All pixels placed in a transition between two or more different regions were labeled as being in a border between two textures, therefore, the borders in the targets are always more than two pixels wide.
Figure 5 presents one mosaic structure with the different regions and the associated borders, and
Figure 6 presents one of each type of mosaic structure.
For each mosaic image from the training set, a random type of structure was chosen and after the mosaic structure was created, each region was filled with a randomly chosen image from the 103 texture images belonging to the Prague Texture Segmentation Datagenerator and Benchmark dataset. In order to increase the network robustness, an image augmentation technique was applied to each texture [
84].
The augmentation was made by randomly rotating, translating, shearing, and changing the scale of the image, applying a random uniform noise and a random image processing technique. The image processing techniques considered were adaptive histogram equalization, histogram equalization, logarithmic adjustment, sigmoid adjustment, a random Gamma correction, a random Gaussian blurring, or an image inversion [
85]. All random parameters used for the image augmentation procedure were taken from uniform distributions.
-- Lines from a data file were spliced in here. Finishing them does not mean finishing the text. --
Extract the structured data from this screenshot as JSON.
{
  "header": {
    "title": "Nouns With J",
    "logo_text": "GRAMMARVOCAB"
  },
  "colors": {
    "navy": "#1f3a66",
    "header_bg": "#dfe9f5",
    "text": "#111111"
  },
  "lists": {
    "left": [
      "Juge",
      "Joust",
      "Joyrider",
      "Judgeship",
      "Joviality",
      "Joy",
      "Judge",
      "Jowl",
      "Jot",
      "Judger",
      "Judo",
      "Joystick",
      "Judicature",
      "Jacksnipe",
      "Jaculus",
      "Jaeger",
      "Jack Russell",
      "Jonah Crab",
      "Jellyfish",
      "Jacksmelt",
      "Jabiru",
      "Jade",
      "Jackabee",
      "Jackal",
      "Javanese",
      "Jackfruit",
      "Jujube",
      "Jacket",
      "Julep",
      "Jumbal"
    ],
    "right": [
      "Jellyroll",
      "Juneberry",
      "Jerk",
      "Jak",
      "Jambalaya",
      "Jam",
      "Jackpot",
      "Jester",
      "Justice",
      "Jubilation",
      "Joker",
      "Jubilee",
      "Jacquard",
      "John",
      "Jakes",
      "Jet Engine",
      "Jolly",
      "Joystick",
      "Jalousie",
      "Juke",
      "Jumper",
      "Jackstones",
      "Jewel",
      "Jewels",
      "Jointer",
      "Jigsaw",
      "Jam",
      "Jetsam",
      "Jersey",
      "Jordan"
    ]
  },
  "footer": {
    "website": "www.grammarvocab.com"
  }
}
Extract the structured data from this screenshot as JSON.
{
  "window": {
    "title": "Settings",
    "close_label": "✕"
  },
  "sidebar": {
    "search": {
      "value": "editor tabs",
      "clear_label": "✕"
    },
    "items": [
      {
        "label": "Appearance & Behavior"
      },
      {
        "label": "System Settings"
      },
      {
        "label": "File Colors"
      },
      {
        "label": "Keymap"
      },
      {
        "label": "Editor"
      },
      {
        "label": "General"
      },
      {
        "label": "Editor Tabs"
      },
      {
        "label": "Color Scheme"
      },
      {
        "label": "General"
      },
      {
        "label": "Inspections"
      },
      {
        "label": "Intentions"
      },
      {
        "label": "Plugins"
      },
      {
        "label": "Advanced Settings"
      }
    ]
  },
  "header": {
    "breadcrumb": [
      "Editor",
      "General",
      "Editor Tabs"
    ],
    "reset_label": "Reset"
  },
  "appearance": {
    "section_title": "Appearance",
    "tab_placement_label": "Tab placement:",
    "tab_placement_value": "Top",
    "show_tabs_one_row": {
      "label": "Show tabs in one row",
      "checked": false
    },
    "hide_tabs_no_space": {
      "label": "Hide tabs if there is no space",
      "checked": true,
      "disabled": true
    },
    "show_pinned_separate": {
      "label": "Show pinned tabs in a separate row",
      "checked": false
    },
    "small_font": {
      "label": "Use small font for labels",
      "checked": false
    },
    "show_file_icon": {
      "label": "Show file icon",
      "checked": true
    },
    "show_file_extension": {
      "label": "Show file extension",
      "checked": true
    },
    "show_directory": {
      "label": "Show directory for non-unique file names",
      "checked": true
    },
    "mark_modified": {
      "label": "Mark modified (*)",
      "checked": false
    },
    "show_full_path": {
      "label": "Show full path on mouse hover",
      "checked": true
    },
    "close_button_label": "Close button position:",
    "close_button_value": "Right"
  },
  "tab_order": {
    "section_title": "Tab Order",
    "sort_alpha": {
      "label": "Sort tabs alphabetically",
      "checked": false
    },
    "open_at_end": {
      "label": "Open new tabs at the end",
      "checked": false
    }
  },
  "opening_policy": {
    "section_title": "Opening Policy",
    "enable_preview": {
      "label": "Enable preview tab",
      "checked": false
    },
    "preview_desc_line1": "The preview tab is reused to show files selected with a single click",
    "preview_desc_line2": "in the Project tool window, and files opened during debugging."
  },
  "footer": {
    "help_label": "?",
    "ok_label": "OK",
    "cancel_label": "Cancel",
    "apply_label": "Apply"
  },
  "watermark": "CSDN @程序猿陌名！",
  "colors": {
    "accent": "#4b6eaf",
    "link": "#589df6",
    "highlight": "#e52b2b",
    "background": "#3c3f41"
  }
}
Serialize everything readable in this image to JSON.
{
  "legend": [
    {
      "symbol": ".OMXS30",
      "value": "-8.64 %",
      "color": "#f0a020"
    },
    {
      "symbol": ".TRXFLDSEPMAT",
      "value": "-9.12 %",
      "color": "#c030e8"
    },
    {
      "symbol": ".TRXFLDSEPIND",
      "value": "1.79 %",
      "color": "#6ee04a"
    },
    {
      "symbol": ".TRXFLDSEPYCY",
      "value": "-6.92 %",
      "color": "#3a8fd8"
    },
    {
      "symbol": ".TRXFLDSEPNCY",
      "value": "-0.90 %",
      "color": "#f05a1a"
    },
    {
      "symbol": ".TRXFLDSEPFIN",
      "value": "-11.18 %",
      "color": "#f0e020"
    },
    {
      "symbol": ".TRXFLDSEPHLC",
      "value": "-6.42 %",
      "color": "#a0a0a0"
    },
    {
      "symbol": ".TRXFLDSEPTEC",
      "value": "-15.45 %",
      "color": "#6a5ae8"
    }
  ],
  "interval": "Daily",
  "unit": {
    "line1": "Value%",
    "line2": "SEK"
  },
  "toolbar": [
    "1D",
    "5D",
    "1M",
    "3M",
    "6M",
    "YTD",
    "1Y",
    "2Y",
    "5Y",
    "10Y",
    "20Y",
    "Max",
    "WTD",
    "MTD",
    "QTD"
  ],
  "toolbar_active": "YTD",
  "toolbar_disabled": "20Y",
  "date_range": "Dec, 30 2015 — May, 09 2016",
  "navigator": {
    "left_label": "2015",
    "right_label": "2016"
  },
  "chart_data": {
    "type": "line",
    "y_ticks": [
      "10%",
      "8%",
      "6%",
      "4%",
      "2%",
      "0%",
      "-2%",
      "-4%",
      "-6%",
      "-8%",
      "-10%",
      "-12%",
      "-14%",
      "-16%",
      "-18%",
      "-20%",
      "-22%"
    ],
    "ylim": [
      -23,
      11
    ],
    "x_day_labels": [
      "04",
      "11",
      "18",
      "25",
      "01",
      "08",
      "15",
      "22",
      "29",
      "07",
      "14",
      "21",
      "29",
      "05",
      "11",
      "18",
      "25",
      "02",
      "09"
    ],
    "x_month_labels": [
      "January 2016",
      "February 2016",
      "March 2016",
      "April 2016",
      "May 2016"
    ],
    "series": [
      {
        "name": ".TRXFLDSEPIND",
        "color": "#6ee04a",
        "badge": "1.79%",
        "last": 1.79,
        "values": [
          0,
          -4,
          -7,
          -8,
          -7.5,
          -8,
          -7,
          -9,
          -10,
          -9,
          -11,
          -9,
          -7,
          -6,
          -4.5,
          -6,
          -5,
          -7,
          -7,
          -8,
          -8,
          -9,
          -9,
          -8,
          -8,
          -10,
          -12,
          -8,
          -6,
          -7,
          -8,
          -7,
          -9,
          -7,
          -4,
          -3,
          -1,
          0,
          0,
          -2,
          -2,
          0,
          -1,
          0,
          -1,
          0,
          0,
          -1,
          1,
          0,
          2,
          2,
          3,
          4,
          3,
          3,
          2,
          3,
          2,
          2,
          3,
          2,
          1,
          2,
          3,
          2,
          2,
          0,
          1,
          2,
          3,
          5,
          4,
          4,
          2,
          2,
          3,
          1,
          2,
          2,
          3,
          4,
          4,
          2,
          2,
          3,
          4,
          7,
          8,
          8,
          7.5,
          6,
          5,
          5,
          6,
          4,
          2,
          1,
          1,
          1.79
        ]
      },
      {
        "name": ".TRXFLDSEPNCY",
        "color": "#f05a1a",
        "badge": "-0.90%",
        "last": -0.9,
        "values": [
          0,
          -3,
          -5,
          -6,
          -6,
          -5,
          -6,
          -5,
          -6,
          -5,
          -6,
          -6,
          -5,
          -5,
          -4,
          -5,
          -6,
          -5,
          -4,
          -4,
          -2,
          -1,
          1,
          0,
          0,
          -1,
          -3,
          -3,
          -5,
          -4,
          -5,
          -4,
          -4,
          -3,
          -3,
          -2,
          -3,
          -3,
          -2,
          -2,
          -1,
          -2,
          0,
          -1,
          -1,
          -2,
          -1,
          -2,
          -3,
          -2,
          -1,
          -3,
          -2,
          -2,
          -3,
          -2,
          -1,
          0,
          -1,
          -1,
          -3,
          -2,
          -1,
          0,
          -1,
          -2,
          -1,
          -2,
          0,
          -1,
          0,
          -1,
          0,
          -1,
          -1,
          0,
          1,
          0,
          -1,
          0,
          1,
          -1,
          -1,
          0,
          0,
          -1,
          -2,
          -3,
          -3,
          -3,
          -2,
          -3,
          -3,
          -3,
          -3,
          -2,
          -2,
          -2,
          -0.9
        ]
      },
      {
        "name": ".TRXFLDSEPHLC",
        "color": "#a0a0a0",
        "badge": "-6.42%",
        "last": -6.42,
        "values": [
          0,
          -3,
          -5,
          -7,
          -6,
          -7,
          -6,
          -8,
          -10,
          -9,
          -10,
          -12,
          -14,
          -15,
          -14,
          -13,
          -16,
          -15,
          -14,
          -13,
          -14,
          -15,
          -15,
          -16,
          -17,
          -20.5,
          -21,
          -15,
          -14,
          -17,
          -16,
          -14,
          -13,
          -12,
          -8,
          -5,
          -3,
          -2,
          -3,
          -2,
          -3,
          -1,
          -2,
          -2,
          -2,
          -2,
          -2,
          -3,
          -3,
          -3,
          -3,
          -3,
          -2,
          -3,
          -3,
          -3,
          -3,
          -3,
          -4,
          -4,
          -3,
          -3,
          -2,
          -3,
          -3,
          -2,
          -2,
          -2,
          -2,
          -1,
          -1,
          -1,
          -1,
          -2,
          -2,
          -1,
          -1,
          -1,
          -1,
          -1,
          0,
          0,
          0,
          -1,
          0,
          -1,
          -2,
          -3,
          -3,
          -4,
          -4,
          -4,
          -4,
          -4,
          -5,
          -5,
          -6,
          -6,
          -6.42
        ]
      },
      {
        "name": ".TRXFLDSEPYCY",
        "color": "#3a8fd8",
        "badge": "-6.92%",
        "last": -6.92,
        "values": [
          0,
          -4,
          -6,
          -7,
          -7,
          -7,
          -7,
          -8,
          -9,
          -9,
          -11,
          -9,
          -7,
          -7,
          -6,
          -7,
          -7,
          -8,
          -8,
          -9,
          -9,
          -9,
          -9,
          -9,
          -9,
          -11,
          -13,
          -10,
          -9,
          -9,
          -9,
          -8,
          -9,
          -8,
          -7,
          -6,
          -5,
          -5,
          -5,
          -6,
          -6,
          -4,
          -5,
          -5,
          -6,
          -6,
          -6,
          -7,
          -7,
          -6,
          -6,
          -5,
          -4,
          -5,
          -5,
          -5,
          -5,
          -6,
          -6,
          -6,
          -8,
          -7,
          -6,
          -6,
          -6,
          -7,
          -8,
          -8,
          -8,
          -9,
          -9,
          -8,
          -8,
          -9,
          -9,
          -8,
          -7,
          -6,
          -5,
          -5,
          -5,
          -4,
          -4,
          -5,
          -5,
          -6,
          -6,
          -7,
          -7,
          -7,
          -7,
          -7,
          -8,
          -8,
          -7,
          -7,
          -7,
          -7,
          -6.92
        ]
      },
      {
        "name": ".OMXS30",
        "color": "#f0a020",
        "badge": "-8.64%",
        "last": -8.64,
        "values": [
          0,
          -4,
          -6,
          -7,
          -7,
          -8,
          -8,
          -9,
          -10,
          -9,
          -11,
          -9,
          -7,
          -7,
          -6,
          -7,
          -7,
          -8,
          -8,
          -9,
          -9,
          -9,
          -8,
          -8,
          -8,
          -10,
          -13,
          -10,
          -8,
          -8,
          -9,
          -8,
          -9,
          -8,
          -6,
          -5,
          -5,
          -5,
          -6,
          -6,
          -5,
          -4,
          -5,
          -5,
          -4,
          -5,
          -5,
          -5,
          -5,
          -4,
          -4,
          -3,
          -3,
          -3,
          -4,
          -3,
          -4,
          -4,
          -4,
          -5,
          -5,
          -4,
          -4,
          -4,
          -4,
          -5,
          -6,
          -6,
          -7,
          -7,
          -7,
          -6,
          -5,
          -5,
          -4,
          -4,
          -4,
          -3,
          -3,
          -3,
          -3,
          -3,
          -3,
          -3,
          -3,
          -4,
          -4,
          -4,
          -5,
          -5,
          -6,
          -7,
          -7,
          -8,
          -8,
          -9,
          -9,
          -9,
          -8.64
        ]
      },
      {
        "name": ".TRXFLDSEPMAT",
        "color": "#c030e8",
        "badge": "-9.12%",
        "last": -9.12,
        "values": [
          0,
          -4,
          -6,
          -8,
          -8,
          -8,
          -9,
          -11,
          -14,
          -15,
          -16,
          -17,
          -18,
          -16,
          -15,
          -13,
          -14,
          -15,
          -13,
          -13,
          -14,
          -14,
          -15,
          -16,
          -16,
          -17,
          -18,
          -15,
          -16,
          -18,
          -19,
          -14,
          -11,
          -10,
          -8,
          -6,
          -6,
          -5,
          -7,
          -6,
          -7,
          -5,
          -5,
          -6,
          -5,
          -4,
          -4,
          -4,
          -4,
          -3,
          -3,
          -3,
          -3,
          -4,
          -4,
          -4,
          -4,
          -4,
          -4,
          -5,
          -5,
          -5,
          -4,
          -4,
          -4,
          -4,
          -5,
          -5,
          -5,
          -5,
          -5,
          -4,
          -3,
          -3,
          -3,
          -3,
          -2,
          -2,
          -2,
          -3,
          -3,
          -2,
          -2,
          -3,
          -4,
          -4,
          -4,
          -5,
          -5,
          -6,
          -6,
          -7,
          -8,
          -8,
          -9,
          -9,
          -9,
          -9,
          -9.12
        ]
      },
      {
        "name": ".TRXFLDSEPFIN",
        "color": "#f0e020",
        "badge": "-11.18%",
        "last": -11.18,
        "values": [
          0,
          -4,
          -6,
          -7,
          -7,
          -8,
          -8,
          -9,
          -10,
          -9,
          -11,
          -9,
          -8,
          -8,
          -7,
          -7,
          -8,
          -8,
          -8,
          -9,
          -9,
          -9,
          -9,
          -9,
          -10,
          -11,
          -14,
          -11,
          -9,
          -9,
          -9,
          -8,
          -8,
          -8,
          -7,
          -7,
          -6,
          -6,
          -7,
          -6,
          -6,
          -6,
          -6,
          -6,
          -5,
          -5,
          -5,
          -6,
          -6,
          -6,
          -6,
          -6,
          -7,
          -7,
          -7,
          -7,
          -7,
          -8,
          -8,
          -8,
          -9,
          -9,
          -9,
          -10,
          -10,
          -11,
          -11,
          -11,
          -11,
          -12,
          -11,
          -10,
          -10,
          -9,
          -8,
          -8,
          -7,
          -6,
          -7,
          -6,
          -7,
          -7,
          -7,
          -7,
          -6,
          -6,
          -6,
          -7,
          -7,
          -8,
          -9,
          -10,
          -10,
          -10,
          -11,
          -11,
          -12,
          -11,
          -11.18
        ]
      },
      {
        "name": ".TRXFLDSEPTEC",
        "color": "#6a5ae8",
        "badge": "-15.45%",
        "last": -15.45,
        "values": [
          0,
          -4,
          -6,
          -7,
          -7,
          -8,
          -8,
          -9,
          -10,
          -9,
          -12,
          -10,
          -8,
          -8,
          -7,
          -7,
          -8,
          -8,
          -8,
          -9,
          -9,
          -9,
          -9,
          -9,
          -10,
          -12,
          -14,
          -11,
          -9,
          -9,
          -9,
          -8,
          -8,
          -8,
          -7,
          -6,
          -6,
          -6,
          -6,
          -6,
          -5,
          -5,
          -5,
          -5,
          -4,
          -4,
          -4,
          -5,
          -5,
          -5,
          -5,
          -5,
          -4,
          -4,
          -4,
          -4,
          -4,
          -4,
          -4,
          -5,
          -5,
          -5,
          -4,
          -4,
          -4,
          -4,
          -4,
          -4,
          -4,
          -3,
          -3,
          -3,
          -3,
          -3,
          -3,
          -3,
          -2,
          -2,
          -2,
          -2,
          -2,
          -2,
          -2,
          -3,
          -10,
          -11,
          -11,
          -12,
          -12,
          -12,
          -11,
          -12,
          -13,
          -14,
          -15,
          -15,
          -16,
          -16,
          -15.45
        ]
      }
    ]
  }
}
Table 2 presents the interval limits for each procedure. The techniques of adaptive histogram equalization, histogram equalization, logarithmic adjustment, and sigmoid adjustment used the default parameters of the scikit-image library [
86].
With this procedure, 100,000 different training mosaics were created. Four different test sets were created with 10,000 mosaics each. The first one contained textures from the 103 images belonging to the Prague Texture Segmentation Datagenerator and Benchmark that were also used to construct the training mosaics, whereas the second test set had only textures from the 11 remaining texture images, from this dataset, that were not used for the training. The third and fourth test sets were filled with texture images from the Brodatz and Describable Textures Dataset, respectively. It is important to note that each individual mosaic image from the training and test sets had a different mosaic structure. This was done in order to prevent the network from learning the mosaic structure instead of the separation of textures.